Tutte le Regioni, prosegue Schillaci, «risultano coinvolte (tranne la Pa di
Trento). Quelle maggiormente impegnate dal punto di vista economico sono la Lombardia (56 milioni di euro), l'Abruzzo (51 milioni di euro) e il Piemonte (34 milioni), con valori nettamente superiori a quelli registrati dalle altre regioni: rispetto ad esempio al valore del Lazio, quarta per spesa sostenuta (13 milioni di euro), si registrano un +332% della Lombardia, un +297% dell'Abruzzo e un +165% del Piemonte». I medici «a chiamata» guadagnano fino a 1.800 euro per un turno di 12 ore e possono coprire settori nei quali non hanno competenze. Amara è la riflessione di Schillaci: «Chi sceglie di fare il medico non può pensare solo di avere un fine
economico, pur essendo giusto che si abbiano stipendi adeguati». E invece le scelte degli specializzandi fanno pensare proprio a questo: nel 2023 sono stati assegnati solo 245 contratti nella specializzazione medicina di emergenza/urgenza: «Perchè oggi le specialità più scelte sono
quelle in cui si può svolgere una professione autonoma», spiega Schillaci.
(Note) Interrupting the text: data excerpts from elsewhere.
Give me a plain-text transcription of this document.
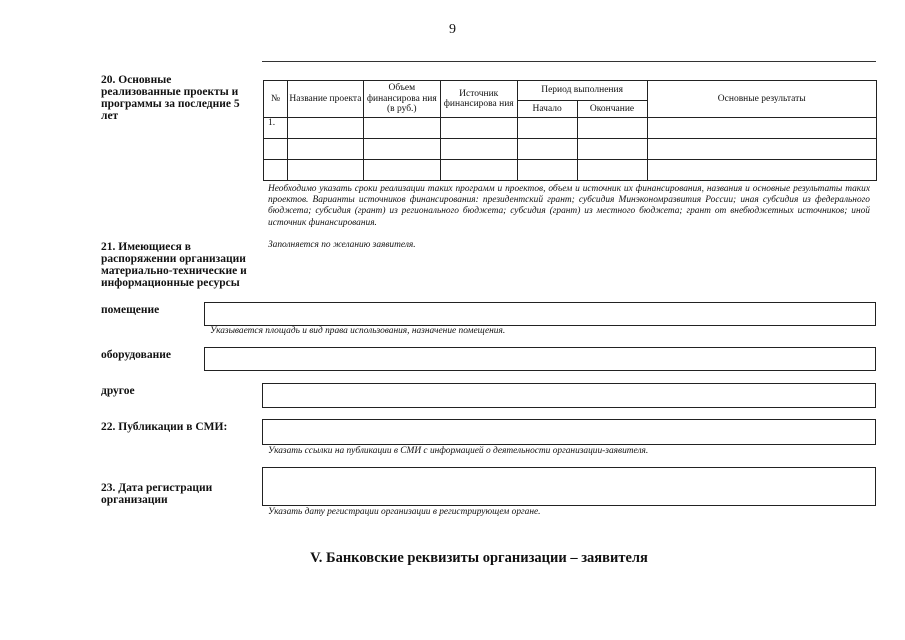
9
20. Основные реализованные проекты и программы за последние 5 лет
№	Название проекта	Объем финансирова ния (в руб.)	Источник финансирова ния	Период выполнения		Основные результаты
				Начало	Окончание	
1.						

Необходимо указать сроки реализации таких программ и проектов, объем и источник их финансирования, названия и основные результаты таких проектов. Варианты источников финансирования: президентский грант; субсидия Минэкономразвития России; иная субсидия из федерального бюджета; субсидия (грант) из регионального бюджета; субсидия (грант) из местного бюджета; грант от внебюджетных источников; иной источник финансирования.
21. Имеющиеся в распоряжении организации материально-технические и информационные ресурсы
Заполняется по желанию заявителя.
помещение
Указывается площадь и вид права использования, назначение помещения.
оборудование
другое
22. Публикации в СМИ:
Указать ссылки на публикации в СМИ с информацией о деятельности организации-заявителя.
23. Дата регистрации организации
Указать дату регистрации организации в регистрирующем органе.
V. Банковские реквизиты организации – заявителя
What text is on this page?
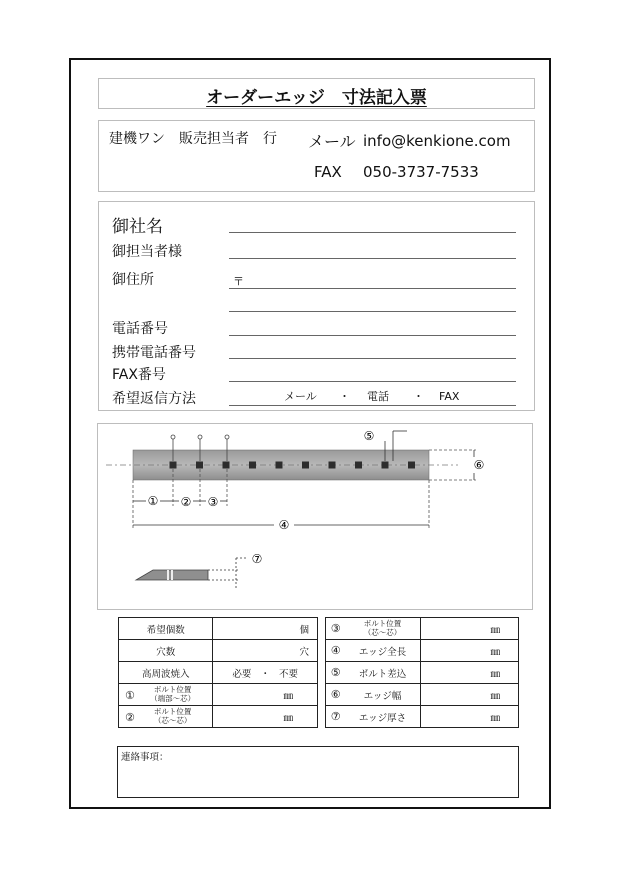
オーダーエッジ　寸法記入票
建機ワン　販売担当者　行 メール info@kenkione.com
FAX 050-3737-7533
御社名
御担当者様
御住所	〒
電話番号
携帯電話番号
FAX番号
希望返信方法	メール ・ 電話 ・ FAX
① ② ③
④
⑤
⑥
⑦
希望個数	個
穴数	穴
高周波焼入	必要 ・ 不要

① ボルト位置
（端部～芯）	㎜

② ボルト位置
（芯～芯）	㎜
③	ボルト位置
（芯～芯）	㎜
④	エッジ全長	㎜
⑤	ボルト差込	㎜
⑥	エッジ幅	㎜
⑦	エッジ厚さ	㎜
連絡事項：
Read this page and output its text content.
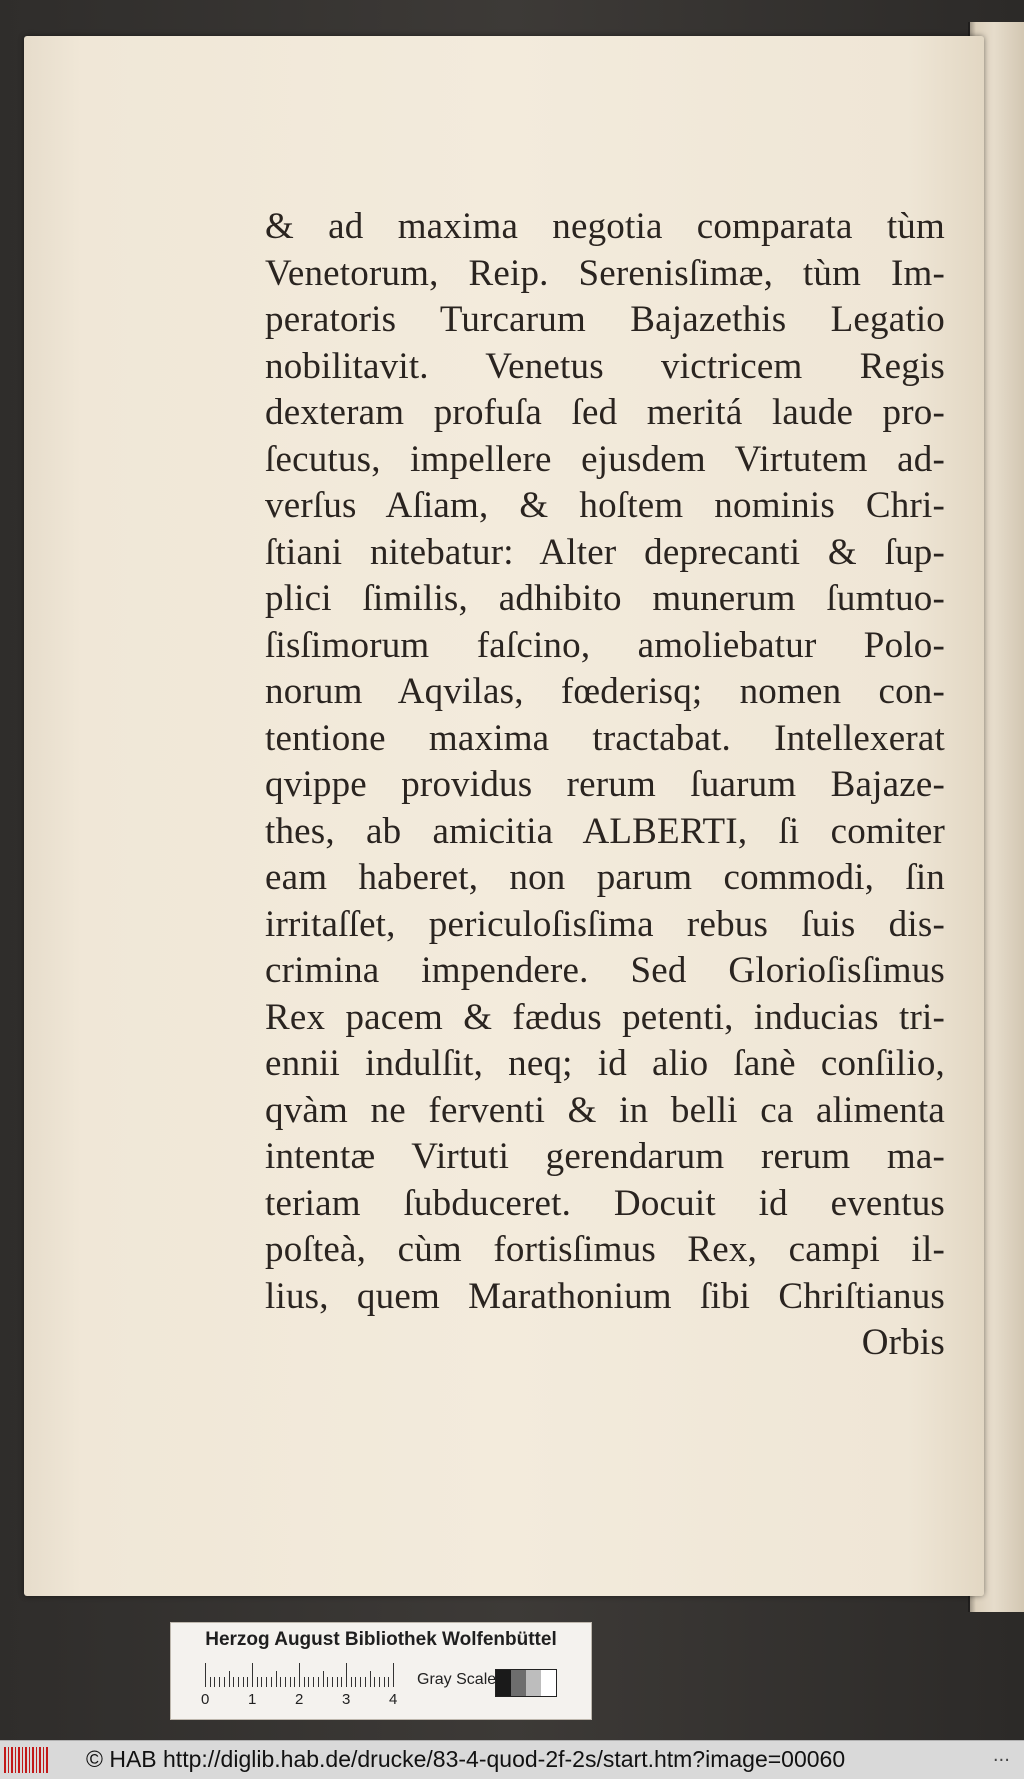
& ad maxima negotia comparata tùm
Venetorum, Reip. Serenisſimæ, tùm Im-
peratoris Turcarum Bajazethis Legatio
nobilitavit. Venetus victricem Regis
dexteram profuſa ſed meritá laude pro-
ſecutus, impellere ejusdem Virtutem ad-
verſus Aſiam, & hoſtem nominis Chri-
ſtiani nitebatur: Alter deprecanti & ſup-
plici ſimilis, adhibito munerum ſumtuo-
ſisſimorum faſcino, amoliebatur Polo-
norum Aqvilas, fœderisq; nomen con-
tentione maxima tractabat. Intellexerat
qvippe providus rerum ſuarum Bajaze-
thes, ab amicitia ALBERTI, ſi comiter
eam haberet, non parum commodi, ſin
irritaſſet, periculoſisſima rebus ſuis dis-
crimina impendere. Sed Glorioſisſimus
Rex pacem & fædus petenti, inducias tri-
ennii indulſit, neq; id alio ſanè conſilio,
qvàm ne ferventi & in belli ca alimenta
intentæ Virtuti gerendarum rerum ma-
teriam ſubduceret. Docuit id eventus
poſteà, cùm fortisſimus Rex, campi il-
lius, quem Marathonium ſibi Chriſtianus
Orbis
Herzog August Bibliothek Wolfenbüttel
0	1	2	3	4
Gray Scale
© HAB http://diglib.hab.de/drucke/83-4-quod-2f-2s/start.htm?image=00060	...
E infatti oltre al Pronto soccorso, ci sono anche altre discipline in cui l'assegnazione delle Borse non supera il 50% della disponibilità, dalla
Radioterapia all'Anatomia patologica. «Concordo che sull'Emergenza urgenza possa essere messa una premialità economica, ma bisogna rendere più attrattive alcune specializzazioni». E anche rendere da subito operativi gli specializzandi: «Oggi abbiamo 40mila medici in formazione: sono specializzandi da considerare, e stiamo lavorando per trovare un modo migliore per fare partecipare gli specializzandi all'attività all'interno del
Servizio sanitario nazionale». «Gli specializzandi - ha detto Schillaci - devono entrare ed essere operativi fin dai primi anni della specializzazione all'interno del Ssn».